Hay muchas maneras de disfrutar la Costa Blanca: rutas en coche, playas, paseos costeros, pero ninguna ofrece la calma y libertad de recorrerla en barco.
La costa entre Altea, Calpe y Moraira es pura magia mediterránea: calas tranquilas, agua turquesa, acantilados dramáticos y rincones silenciosos a los que solo se puede acceder desde el mar.
Si buscas la forma más relajante, restauradora y escénica de disfrutar la Costa Blanca, alquilar un barco es insuperable. Aquí tienes por qué.

1. Libertad total: ve adonde te lleve el día
Una de las mayores ventajas de alquilar un barco es la libertad de marcar tu propio ritmo.
¿Quieres parar en una cala escondida? Adelante.
¿Quieres navegar despacio con música suave? Perfecto.
¿Quieres explorar Calpe, Moraira o Sierra Helada sin multitudes? Facilísimo.
Nada de horarios, parkings o playas llenas — solo costa, en tus propios términos.
2. Tranquilidad, calma y espacio para respirar
La Costa Blanca es animada, sí, pero en el mar desaparece todo el ruido.
Lo notarás enseguida:
• sonido suave de las olas
• aire cálido
• vistas hermosas por todas partes
• el ritmo del Mediterráneo
Es una calma que te resetea por dentro.
3. Calas privadas a las que no se llega caminando
Las mejores son solo accesibles desde el mar:
• Racó del Corb
• Cala Collado
• Cala Tío Ximo
• Cala del Metge
• Cala del Soio
Son tranquilas, naturales y perfectas para nadar o hacer snorkel.

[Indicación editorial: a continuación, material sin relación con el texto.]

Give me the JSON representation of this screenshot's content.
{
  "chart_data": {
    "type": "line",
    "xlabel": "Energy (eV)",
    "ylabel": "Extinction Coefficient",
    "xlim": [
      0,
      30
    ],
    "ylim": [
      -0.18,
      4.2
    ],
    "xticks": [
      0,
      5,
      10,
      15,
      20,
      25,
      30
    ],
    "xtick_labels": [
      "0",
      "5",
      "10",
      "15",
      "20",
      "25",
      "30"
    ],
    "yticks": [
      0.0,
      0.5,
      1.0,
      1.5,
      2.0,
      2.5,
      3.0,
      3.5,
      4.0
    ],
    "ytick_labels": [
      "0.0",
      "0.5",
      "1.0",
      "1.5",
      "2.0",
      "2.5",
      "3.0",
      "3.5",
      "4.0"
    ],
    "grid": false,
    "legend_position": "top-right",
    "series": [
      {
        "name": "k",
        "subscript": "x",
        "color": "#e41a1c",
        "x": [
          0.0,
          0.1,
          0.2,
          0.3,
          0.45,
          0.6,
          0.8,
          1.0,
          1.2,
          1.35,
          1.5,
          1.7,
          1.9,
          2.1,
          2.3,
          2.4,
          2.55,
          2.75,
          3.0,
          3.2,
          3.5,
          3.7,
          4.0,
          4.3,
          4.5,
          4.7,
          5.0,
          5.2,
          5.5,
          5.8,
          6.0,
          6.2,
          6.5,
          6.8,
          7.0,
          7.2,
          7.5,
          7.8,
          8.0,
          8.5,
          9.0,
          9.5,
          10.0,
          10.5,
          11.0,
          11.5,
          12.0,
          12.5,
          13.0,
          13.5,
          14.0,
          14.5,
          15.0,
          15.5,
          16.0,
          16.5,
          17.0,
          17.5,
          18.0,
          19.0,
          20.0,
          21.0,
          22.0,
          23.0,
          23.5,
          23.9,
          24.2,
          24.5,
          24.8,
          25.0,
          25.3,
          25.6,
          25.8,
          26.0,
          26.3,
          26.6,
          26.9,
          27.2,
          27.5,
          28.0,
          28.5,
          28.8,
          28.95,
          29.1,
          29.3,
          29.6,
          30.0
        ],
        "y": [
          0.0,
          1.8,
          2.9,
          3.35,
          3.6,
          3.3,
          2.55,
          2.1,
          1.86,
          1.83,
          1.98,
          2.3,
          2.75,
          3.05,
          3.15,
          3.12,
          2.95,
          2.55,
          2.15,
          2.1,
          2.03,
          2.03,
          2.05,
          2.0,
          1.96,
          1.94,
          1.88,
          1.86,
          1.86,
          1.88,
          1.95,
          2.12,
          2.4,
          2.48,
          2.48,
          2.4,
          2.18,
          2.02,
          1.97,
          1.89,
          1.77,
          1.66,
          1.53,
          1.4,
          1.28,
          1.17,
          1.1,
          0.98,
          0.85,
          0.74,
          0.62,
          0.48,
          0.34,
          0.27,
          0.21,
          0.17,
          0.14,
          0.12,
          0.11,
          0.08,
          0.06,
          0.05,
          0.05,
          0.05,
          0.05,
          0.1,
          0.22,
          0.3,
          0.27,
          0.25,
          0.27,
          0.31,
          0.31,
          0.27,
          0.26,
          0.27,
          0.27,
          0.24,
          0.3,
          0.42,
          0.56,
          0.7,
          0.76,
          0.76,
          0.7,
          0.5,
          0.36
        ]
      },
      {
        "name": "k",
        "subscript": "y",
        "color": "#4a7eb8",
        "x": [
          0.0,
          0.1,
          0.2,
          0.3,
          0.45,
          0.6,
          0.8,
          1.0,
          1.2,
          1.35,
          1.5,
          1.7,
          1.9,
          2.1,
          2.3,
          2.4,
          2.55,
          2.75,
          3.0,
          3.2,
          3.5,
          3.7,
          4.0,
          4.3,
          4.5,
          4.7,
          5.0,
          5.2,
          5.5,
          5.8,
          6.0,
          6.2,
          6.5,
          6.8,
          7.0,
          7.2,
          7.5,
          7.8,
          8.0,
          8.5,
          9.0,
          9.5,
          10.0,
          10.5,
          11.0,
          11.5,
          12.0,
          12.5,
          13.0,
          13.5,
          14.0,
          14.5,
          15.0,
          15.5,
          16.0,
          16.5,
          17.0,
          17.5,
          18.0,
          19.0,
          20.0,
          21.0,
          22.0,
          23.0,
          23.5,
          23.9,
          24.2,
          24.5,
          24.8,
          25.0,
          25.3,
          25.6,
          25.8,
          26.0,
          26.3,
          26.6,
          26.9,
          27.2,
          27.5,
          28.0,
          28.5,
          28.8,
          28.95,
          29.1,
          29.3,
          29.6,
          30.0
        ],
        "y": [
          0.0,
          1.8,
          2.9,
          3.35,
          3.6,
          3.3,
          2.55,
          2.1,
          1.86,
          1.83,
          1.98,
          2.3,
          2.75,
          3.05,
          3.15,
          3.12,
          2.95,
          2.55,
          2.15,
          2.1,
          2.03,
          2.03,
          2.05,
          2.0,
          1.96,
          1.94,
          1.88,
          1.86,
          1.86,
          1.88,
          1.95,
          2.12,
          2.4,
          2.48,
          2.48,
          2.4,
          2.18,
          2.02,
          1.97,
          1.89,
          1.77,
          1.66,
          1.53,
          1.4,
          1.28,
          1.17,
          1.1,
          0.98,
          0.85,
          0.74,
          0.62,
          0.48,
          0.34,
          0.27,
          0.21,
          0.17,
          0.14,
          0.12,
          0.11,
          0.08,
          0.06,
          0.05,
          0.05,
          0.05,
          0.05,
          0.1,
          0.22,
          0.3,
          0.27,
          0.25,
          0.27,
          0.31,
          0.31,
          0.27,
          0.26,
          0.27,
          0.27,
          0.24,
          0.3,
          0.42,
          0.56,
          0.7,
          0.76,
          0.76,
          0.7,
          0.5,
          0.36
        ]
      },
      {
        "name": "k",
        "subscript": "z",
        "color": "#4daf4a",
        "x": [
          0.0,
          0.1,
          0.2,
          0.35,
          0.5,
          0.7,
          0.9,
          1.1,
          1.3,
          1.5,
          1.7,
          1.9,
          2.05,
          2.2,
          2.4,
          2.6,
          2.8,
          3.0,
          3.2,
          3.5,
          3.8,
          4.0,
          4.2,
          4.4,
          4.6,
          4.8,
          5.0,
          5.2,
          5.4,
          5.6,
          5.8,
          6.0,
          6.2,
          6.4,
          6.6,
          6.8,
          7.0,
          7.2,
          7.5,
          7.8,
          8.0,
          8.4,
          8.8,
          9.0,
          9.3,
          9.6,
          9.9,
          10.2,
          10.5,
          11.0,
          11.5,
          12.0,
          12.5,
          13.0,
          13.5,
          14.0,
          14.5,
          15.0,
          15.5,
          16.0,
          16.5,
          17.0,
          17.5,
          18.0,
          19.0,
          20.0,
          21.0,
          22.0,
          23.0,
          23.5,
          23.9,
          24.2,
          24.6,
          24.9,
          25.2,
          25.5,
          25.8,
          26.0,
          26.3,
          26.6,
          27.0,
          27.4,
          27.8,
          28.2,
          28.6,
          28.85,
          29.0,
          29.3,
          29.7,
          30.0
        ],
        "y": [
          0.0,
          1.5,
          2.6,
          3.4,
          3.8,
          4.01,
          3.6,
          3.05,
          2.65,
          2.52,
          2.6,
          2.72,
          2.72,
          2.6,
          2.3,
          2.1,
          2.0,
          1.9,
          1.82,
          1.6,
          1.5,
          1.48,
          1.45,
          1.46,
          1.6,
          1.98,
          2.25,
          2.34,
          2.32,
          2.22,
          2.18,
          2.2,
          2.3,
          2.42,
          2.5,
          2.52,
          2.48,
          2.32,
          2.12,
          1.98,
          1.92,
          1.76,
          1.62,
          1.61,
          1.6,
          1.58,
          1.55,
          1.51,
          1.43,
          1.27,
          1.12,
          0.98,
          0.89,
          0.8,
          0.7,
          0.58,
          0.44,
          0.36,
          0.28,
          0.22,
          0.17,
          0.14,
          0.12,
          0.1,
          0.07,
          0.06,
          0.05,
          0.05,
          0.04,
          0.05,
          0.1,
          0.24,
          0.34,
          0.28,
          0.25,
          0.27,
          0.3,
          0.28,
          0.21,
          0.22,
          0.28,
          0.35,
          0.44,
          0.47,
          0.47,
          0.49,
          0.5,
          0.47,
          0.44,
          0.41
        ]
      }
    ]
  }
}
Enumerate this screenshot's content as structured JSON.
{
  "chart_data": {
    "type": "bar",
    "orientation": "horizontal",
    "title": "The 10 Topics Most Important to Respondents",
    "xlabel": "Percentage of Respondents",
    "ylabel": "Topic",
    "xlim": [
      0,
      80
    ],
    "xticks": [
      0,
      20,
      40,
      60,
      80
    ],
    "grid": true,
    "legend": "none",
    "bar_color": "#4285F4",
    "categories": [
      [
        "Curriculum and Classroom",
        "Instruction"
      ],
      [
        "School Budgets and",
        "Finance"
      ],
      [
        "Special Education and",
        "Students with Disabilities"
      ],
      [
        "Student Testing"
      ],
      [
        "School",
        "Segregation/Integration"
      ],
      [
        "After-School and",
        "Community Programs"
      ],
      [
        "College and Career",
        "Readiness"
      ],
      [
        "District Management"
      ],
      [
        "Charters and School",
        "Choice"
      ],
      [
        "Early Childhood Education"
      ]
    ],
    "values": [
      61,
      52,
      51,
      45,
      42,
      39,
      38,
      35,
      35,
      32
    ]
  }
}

4. Tomar el sol sin multitudes
Tu propia cubierta, sin ruidos, sin aglomeraciones.
Solo sol, mar y brisa.
5. Perfecto para parejas, familias y amigos
Un alquiler de barco encaja con cualquier plan:
• Parejas: romántico y sereno
• Familias: aguas calmadas y fácil acceso
• Amigos: música, diversión y fotos increíbles

6. Con o sin patrón: ambos son relajantes
Con patrón: despreocupación total.
Sin patrón: aventura ligera y libertad: ideal para principiantes con barcos sin licencia.
7. La Costa Blanca desde el mar es otra cosa
Desde el agua, la costa parece más grande, salvaje y espectacular.
La forma más fácil y lujosa de explorar
Alquilar un barco no es solo una actividad; es una forma de bajar el ritmo y conectar con el Mediterráneo.
Tranquilo, hermoso y profundamente relajante.